If you connect the minima at each curve and extend the line outwards, you get a new law! Specifically, it looks like for every increase in compute, you should increase data size and model size by approximately same amount.

If you get a 10x increase in compute, you should make your model 3.1x times bigger and the data you train over 3.1x bigger; if you get a 100x increase in compute, you should make your model 10x bigger and your data 10x bigger.

Now, all of these experimental runs graphed above were on relatively small models, trained with non-insane quantities of compute. So you could have argued that this rule wouldn’t work with much larger numbers.

But to verify that the law was right, DeepMind trained a 70-billion parameter model (“Chinchilla”) using the same compute as had been used for the 280-billion parameter Gopher. That is, they trained the smaller Chinchilla with 1.4 trillion tokens, while the larger Gopher had only been trained with 300 billion tokens.

And, as the new scaling laws predicts, Chinchilla is a lot better than Gopher on pretty much everything. It is better by the standard less-perplexity-per-word measure, and by the more interesting usefulness-on-downstream-task measures. I could insert a bunch of graphs here, but if you aren’t familiar with the measures in question they basically all sum to “Hey, number goes up!”

Number goes up
Number goes up (Or down when appropriate)

Given the evidence of Chinchilla, it appears pretty definite that OpenAI got the scaling laws wrong. So one natural question is “What happened that they got it wrong?”

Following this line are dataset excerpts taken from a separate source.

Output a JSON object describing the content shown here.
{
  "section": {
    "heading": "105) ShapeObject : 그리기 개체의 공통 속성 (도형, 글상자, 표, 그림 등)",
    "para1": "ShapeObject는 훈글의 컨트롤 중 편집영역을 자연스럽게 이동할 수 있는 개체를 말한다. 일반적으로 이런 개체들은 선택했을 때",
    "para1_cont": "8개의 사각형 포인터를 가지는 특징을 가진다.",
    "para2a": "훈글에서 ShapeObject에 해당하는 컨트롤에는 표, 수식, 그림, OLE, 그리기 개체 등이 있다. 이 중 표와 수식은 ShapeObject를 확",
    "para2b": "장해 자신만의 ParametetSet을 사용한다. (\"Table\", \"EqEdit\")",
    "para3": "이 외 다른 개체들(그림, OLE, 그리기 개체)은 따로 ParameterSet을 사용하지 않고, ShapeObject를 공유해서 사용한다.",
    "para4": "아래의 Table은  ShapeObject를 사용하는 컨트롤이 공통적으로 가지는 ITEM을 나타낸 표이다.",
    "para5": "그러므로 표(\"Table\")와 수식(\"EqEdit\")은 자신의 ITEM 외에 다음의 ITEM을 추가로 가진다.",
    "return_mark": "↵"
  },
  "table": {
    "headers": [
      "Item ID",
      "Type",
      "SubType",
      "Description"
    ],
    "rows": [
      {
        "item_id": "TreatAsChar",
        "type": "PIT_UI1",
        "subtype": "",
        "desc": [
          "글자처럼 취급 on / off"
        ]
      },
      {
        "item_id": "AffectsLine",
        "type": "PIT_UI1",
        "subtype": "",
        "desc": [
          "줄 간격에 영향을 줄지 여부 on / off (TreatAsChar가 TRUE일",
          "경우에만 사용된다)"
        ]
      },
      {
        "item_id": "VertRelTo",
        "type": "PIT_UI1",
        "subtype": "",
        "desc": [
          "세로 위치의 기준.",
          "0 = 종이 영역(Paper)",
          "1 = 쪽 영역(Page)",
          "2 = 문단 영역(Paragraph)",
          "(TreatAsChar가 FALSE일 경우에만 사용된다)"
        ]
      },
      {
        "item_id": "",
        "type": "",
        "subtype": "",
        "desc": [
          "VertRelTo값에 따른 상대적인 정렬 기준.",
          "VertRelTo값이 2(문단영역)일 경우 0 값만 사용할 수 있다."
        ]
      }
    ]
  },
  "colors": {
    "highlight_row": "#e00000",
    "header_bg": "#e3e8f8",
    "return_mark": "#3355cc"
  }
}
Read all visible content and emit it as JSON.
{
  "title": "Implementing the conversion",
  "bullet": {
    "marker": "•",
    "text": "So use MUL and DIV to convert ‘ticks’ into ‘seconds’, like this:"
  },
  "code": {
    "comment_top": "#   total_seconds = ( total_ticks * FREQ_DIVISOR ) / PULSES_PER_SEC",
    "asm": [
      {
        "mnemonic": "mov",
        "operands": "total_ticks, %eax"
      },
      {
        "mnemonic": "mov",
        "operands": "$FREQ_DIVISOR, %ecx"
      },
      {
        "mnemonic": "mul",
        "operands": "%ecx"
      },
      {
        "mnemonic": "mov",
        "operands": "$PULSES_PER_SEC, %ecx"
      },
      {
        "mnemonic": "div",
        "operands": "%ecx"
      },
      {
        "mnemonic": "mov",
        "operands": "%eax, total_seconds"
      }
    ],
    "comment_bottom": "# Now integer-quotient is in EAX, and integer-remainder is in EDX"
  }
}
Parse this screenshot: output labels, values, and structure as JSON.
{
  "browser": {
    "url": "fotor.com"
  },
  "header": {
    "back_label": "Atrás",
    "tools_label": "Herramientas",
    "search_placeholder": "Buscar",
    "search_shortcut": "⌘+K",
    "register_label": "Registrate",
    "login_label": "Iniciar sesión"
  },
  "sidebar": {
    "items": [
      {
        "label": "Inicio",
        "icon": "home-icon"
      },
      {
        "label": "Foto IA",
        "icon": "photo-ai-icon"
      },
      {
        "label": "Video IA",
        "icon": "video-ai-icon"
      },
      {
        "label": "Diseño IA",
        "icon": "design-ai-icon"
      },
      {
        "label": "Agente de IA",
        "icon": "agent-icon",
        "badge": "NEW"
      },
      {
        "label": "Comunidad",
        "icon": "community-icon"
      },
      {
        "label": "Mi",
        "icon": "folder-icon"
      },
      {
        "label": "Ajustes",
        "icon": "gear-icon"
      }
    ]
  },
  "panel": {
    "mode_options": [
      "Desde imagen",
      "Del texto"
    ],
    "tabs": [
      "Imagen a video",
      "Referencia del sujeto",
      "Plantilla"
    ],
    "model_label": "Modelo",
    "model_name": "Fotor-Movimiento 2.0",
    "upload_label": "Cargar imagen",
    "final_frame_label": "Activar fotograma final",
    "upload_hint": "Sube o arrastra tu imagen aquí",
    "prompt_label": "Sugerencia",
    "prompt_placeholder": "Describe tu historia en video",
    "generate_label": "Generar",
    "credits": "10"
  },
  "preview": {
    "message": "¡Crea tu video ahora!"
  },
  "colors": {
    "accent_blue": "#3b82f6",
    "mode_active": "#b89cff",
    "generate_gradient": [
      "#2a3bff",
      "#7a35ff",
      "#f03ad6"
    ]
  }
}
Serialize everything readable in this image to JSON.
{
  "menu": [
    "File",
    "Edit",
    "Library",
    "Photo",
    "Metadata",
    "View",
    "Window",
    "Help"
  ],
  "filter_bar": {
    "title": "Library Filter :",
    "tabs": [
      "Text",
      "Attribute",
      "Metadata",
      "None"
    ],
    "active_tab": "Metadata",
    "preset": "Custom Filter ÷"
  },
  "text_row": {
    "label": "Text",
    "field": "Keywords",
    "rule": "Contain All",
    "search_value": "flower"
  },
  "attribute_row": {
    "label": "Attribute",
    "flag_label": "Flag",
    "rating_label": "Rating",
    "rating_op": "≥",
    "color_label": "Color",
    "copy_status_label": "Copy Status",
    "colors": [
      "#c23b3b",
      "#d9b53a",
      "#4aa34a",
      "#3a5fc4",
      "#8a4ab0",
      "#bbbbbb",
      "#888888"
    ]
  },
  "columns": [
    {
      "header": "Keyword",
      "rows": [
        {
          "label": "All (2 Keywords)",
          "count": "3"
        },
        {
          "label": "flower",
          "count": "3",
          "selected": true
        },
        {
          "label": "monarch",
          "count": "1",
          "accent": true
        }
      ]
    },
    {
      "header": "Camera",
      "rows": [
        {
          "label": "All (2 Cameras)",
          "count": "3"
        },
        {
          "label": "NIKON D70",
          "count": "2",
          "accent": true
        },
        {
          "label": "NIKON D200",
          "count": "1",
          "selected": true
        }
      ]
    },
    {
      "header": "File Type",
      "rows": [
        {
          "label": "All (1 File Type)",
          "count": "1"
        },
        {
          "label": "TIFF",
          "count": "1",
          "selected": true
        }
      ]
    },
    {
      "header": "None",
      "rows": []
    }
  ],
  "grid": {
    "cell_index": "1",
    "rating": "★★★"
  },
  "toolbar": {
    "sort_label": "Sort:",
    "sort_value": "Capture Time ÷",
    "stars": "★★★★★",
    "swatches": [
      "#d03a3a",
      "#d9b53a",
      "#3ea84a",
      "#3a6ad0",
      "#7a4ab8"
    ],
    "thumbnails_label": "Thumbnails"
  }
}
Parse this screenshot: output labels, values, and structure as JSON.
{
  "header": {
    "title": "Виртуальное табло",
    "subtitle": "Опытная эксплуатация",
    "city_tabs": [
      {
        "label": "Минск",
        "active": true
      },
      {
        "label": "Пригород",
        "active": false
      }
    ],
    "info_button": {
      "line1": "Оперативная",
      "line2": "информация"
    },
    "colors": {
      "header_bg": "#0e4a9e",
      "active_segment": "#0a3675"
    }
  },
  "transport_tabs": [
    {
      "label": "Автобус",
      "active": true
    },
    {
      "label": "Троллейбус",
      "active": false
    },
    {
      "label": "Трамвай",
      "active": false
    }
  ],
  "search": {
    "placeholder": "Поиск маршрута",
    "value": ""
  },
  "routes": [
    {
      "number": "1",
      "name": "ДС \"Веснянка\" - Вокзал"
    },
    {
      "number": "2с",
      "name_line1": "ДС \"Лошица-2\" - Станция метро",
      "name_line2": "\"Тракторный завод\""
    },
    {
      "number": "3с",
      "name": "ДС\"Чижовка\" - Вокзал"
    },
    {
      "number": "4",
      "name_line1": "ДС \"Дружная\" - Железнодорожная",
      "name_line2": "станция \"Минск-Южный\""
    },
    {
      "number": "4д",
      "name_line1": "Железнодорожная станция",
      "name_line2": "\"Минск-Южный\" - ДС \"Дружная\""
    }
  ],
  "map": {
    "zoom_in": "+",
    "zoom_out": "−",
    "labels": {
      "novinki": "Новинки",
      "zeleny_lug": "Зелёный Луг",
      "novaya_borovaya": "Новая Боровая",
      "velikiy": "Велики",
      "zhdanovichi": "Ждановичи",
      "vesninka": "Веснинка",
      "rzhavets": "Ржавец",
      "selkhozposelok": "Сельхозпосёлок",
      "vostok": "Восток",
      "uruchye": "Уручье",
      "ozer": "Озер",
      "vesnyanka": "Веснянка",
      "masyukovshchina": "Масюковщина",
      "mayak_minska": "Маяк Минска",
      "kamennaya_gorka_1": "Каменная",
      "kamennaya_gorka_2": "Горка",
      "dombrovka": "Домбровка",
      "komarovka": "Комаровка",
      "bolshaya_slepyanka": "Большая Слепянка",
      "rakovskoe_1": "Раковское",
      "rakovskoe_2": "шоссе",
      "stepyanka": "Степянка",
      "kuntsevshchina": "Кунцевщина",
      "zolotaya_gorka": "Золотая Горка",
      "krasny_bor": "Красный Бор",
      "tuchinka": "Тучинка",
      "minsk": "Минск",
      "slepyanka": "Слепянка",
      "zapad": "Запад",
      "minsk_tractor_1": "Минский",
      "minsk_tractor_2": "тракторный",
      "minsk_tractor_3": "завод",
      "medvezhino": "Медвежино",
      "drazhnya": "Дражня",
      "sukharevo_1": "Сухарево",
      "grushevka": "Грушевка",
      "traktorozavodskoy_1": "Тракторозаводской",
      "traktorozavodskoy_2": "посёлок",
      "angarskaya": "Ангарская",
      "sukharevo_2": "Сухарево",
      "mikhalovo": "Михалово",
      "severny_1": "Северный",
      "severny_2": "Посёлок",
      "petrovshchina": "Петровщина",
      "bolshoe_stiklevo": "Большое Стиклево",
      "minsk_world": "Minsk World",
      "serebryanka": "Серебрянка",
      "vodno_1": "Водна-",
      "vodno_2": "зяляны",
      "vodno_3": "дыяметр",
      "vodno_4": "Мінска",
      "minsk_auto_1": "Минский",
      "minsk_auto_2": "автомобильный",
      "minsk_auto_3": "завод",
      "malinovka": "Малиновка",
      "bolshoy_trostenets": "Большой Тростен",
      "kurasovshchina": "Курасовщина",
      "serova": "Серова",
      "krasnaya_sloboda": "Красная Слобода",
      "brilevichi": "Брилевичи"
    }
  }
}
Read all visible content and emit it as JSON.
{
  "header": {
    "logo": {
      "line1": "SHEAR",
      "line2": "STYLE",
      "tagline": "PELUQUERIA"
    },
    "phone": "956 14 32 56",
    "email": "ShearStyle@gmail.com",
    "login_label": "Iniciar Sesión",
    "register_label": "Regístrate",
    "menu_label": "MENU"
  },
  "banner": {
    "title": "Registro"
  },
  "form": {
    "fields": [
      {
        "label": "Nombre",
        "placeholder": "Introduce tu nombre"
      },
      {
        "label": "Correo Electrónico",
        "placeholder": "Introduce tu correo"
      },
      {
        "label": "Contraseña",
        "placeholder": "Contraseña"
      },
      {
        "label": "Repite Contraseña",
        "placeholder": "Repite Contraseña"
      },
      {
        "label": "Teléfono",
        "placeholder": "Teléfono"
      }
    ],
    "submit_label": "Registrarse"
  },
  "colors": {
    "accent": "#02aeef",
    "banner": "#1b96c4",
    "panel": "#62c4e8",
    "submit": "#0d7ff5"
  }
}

Well, background: The learning rate of a deep neural network dictates how much the parameters of a network are updated for each piece of training data. Learning rates on large training runs are typically decreased according to a schedule, so that data towards the end of a training run adjusts the parameters of a neural network less than data towards the beginning of it. You can see this as reflecting the need to not “forget” what was learned earlier in the training run.

It looks like OpenAI used a single total annealing schedule for all of their runs, even those of different lengths. This shifted the apparent best-possible performance downwards for the networks on a non-ideal annealing schedule. And this lead to a distorted notion of what laws should be.

Consequences

One funky thing about this is that we shouldn’t see larger language models… at all, for at least a few years.

DeepMind provides a helpful chart of how much training data and compute you’d need to optimally train models of various sizes.

Compute Needed for Models

Note that it wouldn’t make sense to train a model with 520 billion parameters until you had 60x as much compute as was used for Gopher /​ Chinchilla. You don’t hit the need for a trillion parameters until you have 200x as much compute as was used for Gopher /​ Chinchilla.

(You might need even more compute; in part of the paper, DeepMind says that at large quantities of compute the scaling laws bend slightly, and the optimal behavior might be to scale data by even more than you scale model size. In which case you might need to increase compute by more than 200x before it would make sense to use a trillion parameters.)

So until wafer-scale chips decrease the cost of compute ten times, and Google also decides all it really needs for AGI is to put ten times as much money into LM’s, we’ve seen the largest LM’s we’re likely to see. However long that may be.

One potential thing that could follow from this is that, because inference costs are obviously smaller for small language models, services such as OpenAI’s GPT-3 should be cheaper for them to provide. The cost to run them, at the same level of quality, should drop by at least 3x. I don’t know what percent the cost of providing these services is running them rather than training them, but potentially it could make services based on these models more efficient than they were before, and open up economic viability in places that didn’t exist before.

One last consequence is that this paper makes the engineering involved in training large language models easier. Gathering more good data would be (I think) far easier than trying to efficiently split computation for increasingly large LM’s across 1000s of machines.